Due to the increasing connectivity of modern vehicles, collected data is no longer only stored in the vehicle itself but also transmitted to car manufacturers and vehicle assistant apps. This development opens up new possibilities for digital forensics in criminal investigations involving modern vehicles. This paper deals with the digital forensic analysis of vehicle assistant apps of eight car manufacturers. We reconstruct the driver’s activities based on the data stored on the smartphones and in the manufacturer’s backend.

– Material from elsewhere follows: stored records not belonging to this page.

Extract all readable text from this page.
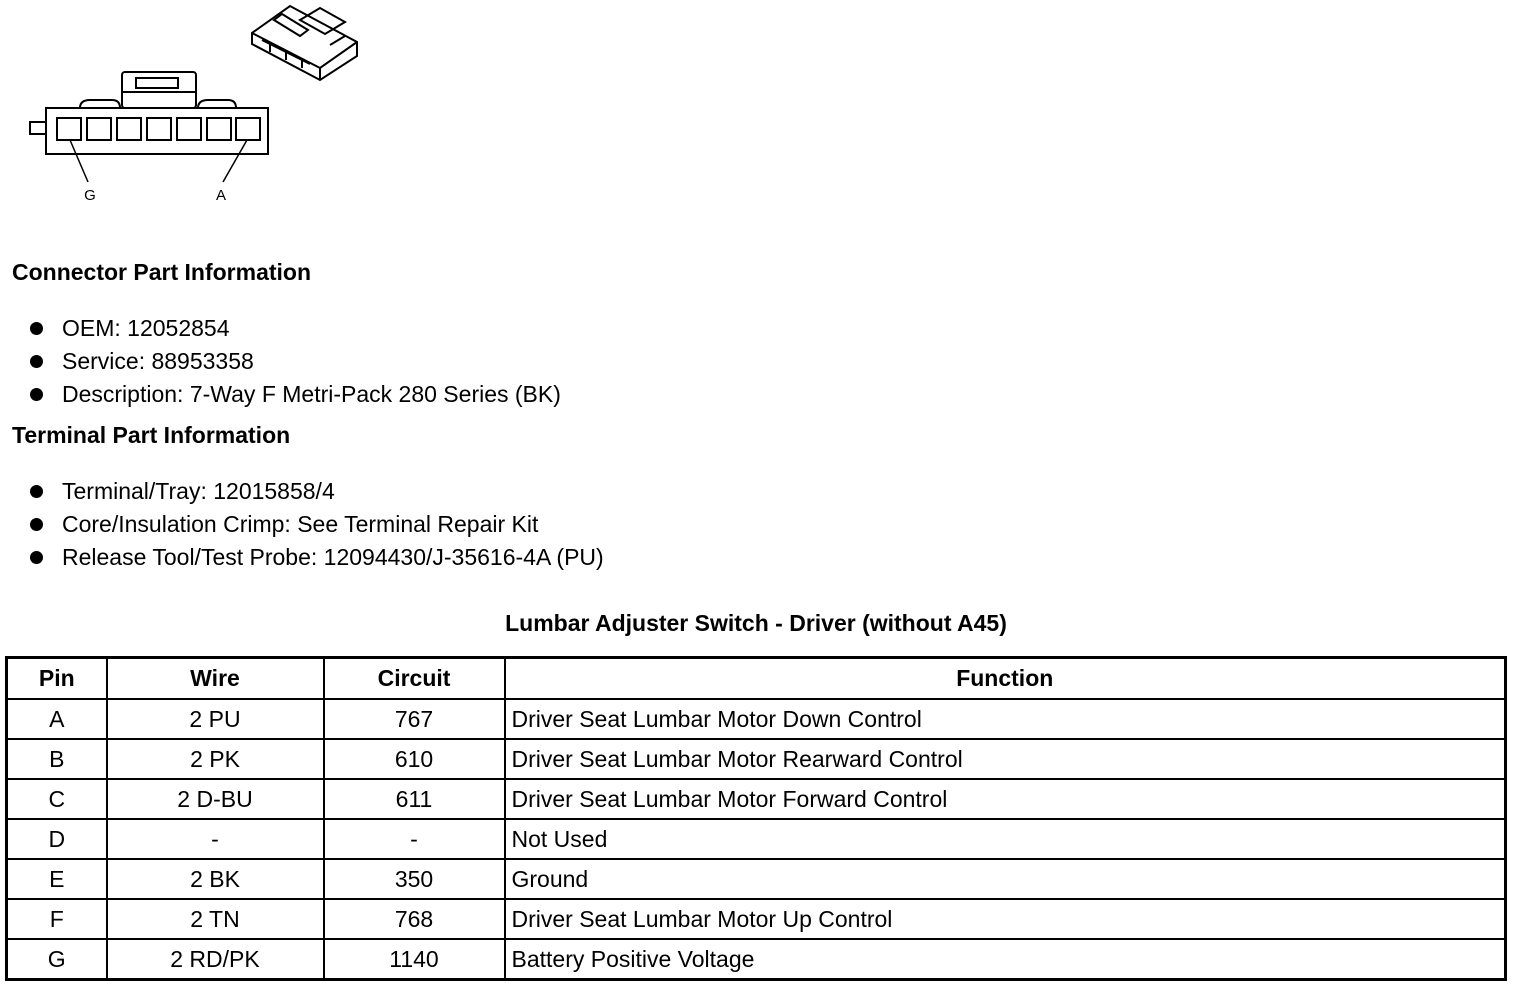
G	A
Connector Part Information
OEM: 12052854
Service: 88953358
Description: 7-Way F Metri-Pack 280 Series (BK)
Terminal Part Information
Terminal/Tray: 12015858/4
Core/Insulation Crimp: See Terminal Repair Kit
Release Tool/Test Probe: 12094430/J-35616-4A (PU)
Lumbar Adjuster Switch - Driver (without A45)
Pin	Wire	Circuit	Function
A	2 PU	767	Driver Seat Lumbar Motor Down Control
B	2 PK	610	Driver Seat Lumbar Motor Rearward Control
C	2 D-BU	611	Driver Seat Lumbar Motor Forward Control
D	-	-	Not Used
E	2 BK	350	Ground
F	2 TN	768	Driver Seat Lumbar Motor Up Control
G	2 RD/PK	1140	Battery Positive Voltage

For this purpose, data of the Android and iOS apps of the car manufacturers Audi, BMW, Ford, Mercedes, Opel, Seat, Tesla, and Volkswagen were extracted from the smartphone and examined using digital forensic methods following forensics guidelines. Additionally, manufacturer data was retrieved using Subject Access Requests. Using the extensive data gathered, we reconstruct trips and refueling processes, determine parking positions and duration, and track the locking and unlocking of the vehicle.
Our findings show that the digital forensic investigation of smartphone applications is a useful addition to vehicle forensics and should therefore be taken into account in the strategic preparation of future digital forensic investigations.